What is Shapeless? (5:00)

  • Shapeless is just HLists, right?
  • Shapeless is just a “showoff project”, right?
  • Miles’ dog is heard from and briefly seen
  • Or is it a guest dog?
  • Miles is shapeless, Dick is shameless

What is an HList? (9:50)

  • HList crosses tuples with lists:
  • H is for heterogeneous
  • Variable length like list
  • Each element has its own compile-time type, like a tuple
  • The simplest possible HList implementation is just 6 lines of Scala
  • They're useful for abstracting over arity
  • e.g. of tuples, of case classes, of functions

Generic programming (15:00)

  • Shapeless began with Miles trying to do generic programming, a la Haskell’s Scrap Your Boilerplate, in Scala
  • http://www.haskell.org/haskellwiki/Generics
  • http://www.haskell.org/haskellwiki/Scrap_your_boilerplate
  • Generic programming is “the kind of polymorphism your language doesn’t support yet”?
  • Generic programming is “second-class polymorphism”?
  • Generic programming abstracts over the “shape” of diverse data types
  • Arity is an example; so is depth of nesting
  • Generic tree transformation, generic folds on trees, serialization and deserialization. XML, JSON.
  • The best of both worlds: avoiding boilerplate while staying type-safe
  • Michael Pilquist's scodec library uses Shapeless to do binary serialization and deserialization
  • https://github.com/scodec/scodec

HLists again (26:05)

Generic programming again (30:00)

  • again, HList lets you abstract over arity
  • example: composing validations
  • Scalaz internally has boilerplate code for this for a fixed set of arities only
  • Miles disclaims any desire to reinvent Scalaz

KList and AList (34:15)

  • KList requires the element types to share an outer type constructor
  • AList allows multiple type constructors
  • Daniel says KList and AList are unsound in Scala because of variance
  • there’s an “unchecked-variance loophole”
  • Shapeless doesn't have AList and doesn't need KList
  • in Shapeless a KList is just an HList with a constraint
  • the constraint is maintained by requiring an implicit witness
  • Shapeless uses Poly for mapping functions over HLists
  • Daniel says Lars Hupel says there are problems combining Poly with Scalaz’s Unapply?
  • Miles is skeptical, asks for gist
  • Josh wonders if sbt ought to unify HList, KList, and AList too
  • what's the trick for unifying them? Poly!
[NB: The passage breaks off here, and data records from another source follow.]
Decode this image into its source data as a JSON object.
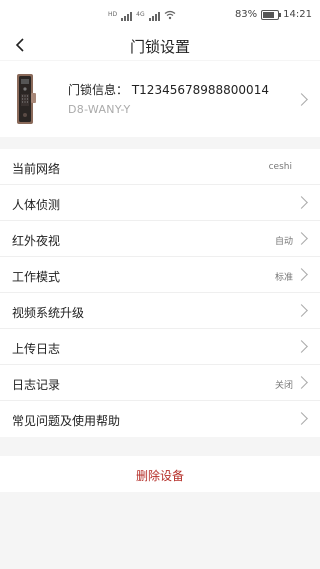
{
  "status_bar": {
    "battery_percent": "83%",
    "time": "14:21",
    "sim1_tag": "HD",
    "sim2_tag": "4G"
  },
  "nav": {
    "title": "门锁设置"
  },
  "device": {
    "info_label": "门锁信息：",
    "serial": "T12345678988800014",
    "model": "D8-WANY-Y"
  },
  "settings": [
    {
      "label": "当前网络",
      "value": "ceshi",
      "chevron": false
    },
    {
      "label": "人体侦测",
      "value": "",
      "chevron": true
    },
    {
      "label": "红外夜视",
      "value": "自动",
      "chevron": true
    },
    {
      "label": "工作模式",
      "value": "标准",
      "chevron": true
    },
    {
      "label": "视频系统升级",
      "value": "",
      "chevron": true
    },
    {
      "label": "上传日志",
      "value": "",
      "chevron": true
    },
    {
      "label": "日志记录",
      "value": "关闭",
      "chevron": true
    },
    {
      "label": "常见问题及使用帮助",
      "value": "",
      "chevron": true
    }
  ],
  "delete": {
    "label": "删除设备",
    "color": "#b5302a"
  }
}
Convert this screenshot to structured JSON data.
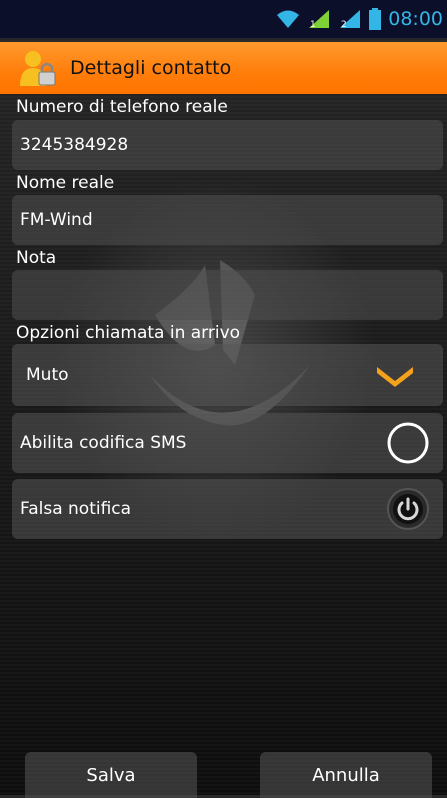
{
  "status": {
    "time": "08:00",
    "icons": [
      "wifi-icon",
      "signal-sim1-icon",
      "signal-sim2-icon",
      "battery-icon"
    ]
  },
  "header": {
    "title": "Dettagli contatto",
    "icon": "contact-lock-icon",
    "color": "#ff7d0a"
  },
  "form": {
    "phone_label": "Numero di telefono reale",
    "phone_value": "3245384928",
    "name_label": "Nome reale",
    "name_value": "FM-Wind",
    "note_label": "Nota",
    "note_value": "",
    "call_options_label": "Opzioni chiamata in arrivo",
    "call_options_value": "Muto"
  },
  "toggles": {
    "sms_label": "Abilita codifica SMS",
    "sms_icon": "radio-off-icon",
    "fake_label": "Falsa notifica",
    "fake_icon": "power-icon"
  },
  "buttons": {
    "save": "Salva",
    "cancel": "Annulla"
  },
  "accent": "#f4a21c"
}
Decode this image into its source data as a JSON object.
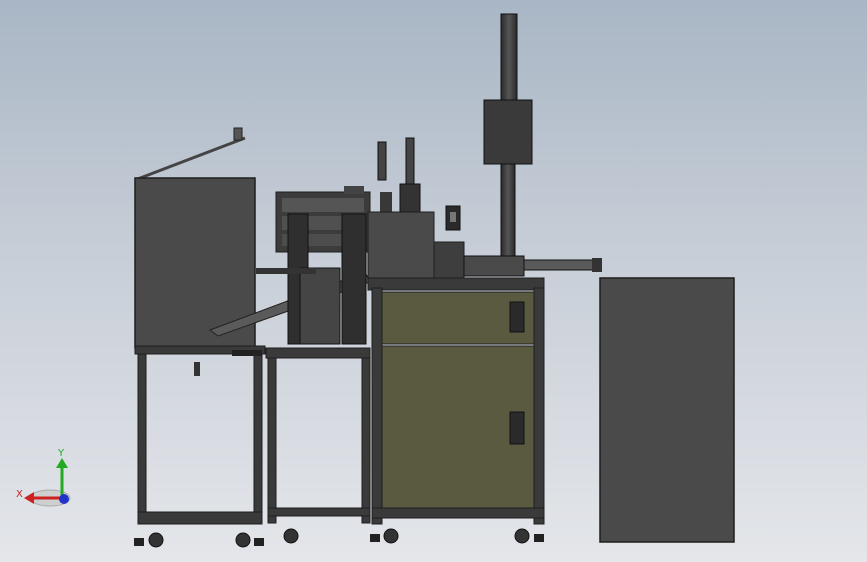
{
  "viewport": {
    "background_top": "#a9b6c5",
    "background_bottom": "#e4e6ea"
  },
  "triad": {
    "x_label": "X",
    "y_label": "Y",
    "x_color": "#cc2222",
    "y_color": "#22aa22",
    "z_color": "#2233cc"
  },
  "machine": {
    "frame_color": "#3a3a3a",
    "panel_color": "#4a4a4a",
    "cabinet_door_color": "#5a5a40",
    "edge_color": "#1e1e1e"
  }
}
Polymorphic functions (43:10)

Algebraic data types (47:00)

  • But we don't just care about HLists
  • HList is a particular data “shape”
  • Shapeless aims to be generic over all shapes
  • “Algebraic” data types
  • Sum types (e.g. Either, sealed traits) and product types (e.g. tuples, case classes)
  • Complex data types can be understood (and processed generically) as recursively nested sums and products
  • Coproducts
  • We're all writing boilerplate code for folds and transforms all the time
  • If we could do it generically, our code would be smaller

Performance, compile-time and runtime (56:00)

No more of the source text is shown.